In an interview published on 10 August 2018 the UK Chancellor of the Exchequer stated that large online retailers should be subject to a new tax on their revenues in the UK. This would aim to ensure fair taxation between high street retailers and large technology companies.  As the large online businesses are international companies this would require renegotiation of international tax treaties. The Chancellor suggested however that if there is no international agreement to impose a tax based on revenues the UK may need to consider temporary tax measures to ensure fairer taxation of online retailers.

Consideration of the new tax has arisen against the background that online retail sales are growing and that the UK has the largest percentage of online shopping among the main developed economies.

The UK issued a paper in March 2018 outlining possibilities for taxing online businesses on user-created value even if they did not have a presence in the UK. The European Commission has also published proposals on aligning taxation of online businesses more closely with the location where value is created by users. The European Commission envisaged a long-term solution involving taxation of profits of a virtual permanent establishment and an interim measure where tax would be based on a percentage of revenues from certain digital activities.

European Commission proposals

On 21 March 2018, the European Commission proposed new rules to tax certain digital business activities. Current tax rules fail to recognise the new ways in which profits are created in the digital world, in particular the role that users play in generating value for digital companies. As a result, there is a disconnect between the country where value is created and the country where taxes are paid.

Tax on Profits from a virtual permanent establishment

The European Commission’s first proposal, which is its preferred long-term solution to the issue, would allow Member States to tax profits generated in their territory, even if a company does not have a physical presence there. A digital platform would be deemed to have a taxable digital presence or a virtual permanent establishment in an EU Member State one of the following applies:

  • It exceeds a threshold of EUR 7 million in annual revenues in a Member State;
  • It has more than 100,000 users in a Member State in a taxable year; or
  • Over 3000 business contracts for digital services are created between the company and business users in a taxable year.

This would better reflect the ways that companies create value online by taking account of where the user is based at the time of consumption, thereby linking where the users are based with where the companies are taxed.

Interim tax on revenues from certain digital activities

A second European Commission proposal related to an interim tax on digital activities to ensure that activities that are currently not effectively taxed would begin to raise tax revenue for Member States. This interim indirect tax would apply to revenues (rather than profits) created from certain digital activities. This would be an interim measure and would include mechanisms aiming to avoid the possibility of double taxation.
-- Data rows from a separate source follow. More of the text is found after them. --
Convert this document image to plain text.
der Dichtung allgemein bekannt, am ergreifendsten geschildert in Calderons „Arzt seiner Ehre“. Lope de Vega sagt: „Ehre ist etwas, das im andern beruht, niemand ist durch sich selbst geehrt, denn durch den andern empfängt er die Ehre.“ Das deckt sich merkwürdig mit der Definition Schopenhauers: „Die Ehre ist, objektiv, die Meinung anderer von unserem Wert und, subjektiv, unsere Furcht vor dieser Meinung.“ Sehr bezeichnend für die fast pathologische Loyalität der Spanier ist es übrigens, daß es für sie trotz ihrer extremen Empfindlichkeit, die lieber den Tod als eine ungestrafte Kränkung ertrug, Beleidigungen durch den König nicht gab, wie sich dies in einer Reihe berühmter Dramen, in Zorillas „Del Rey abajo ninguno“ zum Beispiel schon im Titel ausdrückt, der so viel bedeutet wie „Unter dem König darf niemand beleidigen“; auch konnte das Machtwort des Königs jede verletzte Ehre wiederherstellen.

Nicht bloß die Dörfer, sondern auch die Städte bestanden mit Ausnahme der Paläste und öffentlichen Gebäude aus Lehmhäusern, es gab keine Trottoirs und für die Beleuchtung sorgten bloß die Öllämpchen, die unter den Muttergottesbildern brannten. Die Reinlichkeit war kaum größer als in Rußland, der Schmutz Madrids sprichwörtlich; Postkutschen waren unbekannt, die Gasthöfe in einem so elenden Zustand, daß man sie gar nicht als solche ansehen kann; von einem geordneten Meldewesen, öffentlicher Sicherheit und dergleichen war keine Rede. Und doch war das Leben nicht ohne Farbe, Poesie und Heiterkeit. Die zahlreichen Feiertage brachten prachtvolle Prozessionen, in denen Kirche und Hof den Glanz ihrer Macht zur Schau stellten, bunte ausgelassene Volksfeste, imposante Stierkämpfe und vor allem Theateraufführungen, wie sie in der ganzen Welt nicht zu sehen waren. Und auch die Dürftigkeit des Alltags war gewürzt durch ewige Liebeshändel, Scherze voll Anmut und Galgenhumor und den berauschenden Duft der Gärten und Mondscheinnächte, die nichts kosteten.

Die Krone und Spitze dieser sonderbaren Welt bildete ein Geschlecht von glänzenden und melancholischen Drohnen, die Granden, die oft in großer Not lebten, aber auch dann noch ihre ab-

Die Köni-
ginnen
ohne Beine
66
The tax would apply to revenues from activities in which the users have a significant role in value creation such as revenues created from selling online advertising space; revenues from digital intermediary activities which allow users to interact with other users and which can facilitate the sale of goods and services between them; and revenues created from the sale of data generated from user-provided information.

The resulting tax revenues would be collected by the EU Member States where the users are located, and would only apply to companies with total annual worldwide revenues of EUR 750 million and EU revenues of EUR 50 million. The European Commission has estimated that EUR 5 billion a year in revenues could be raised for Member States if the tax is charged at a 3% rate.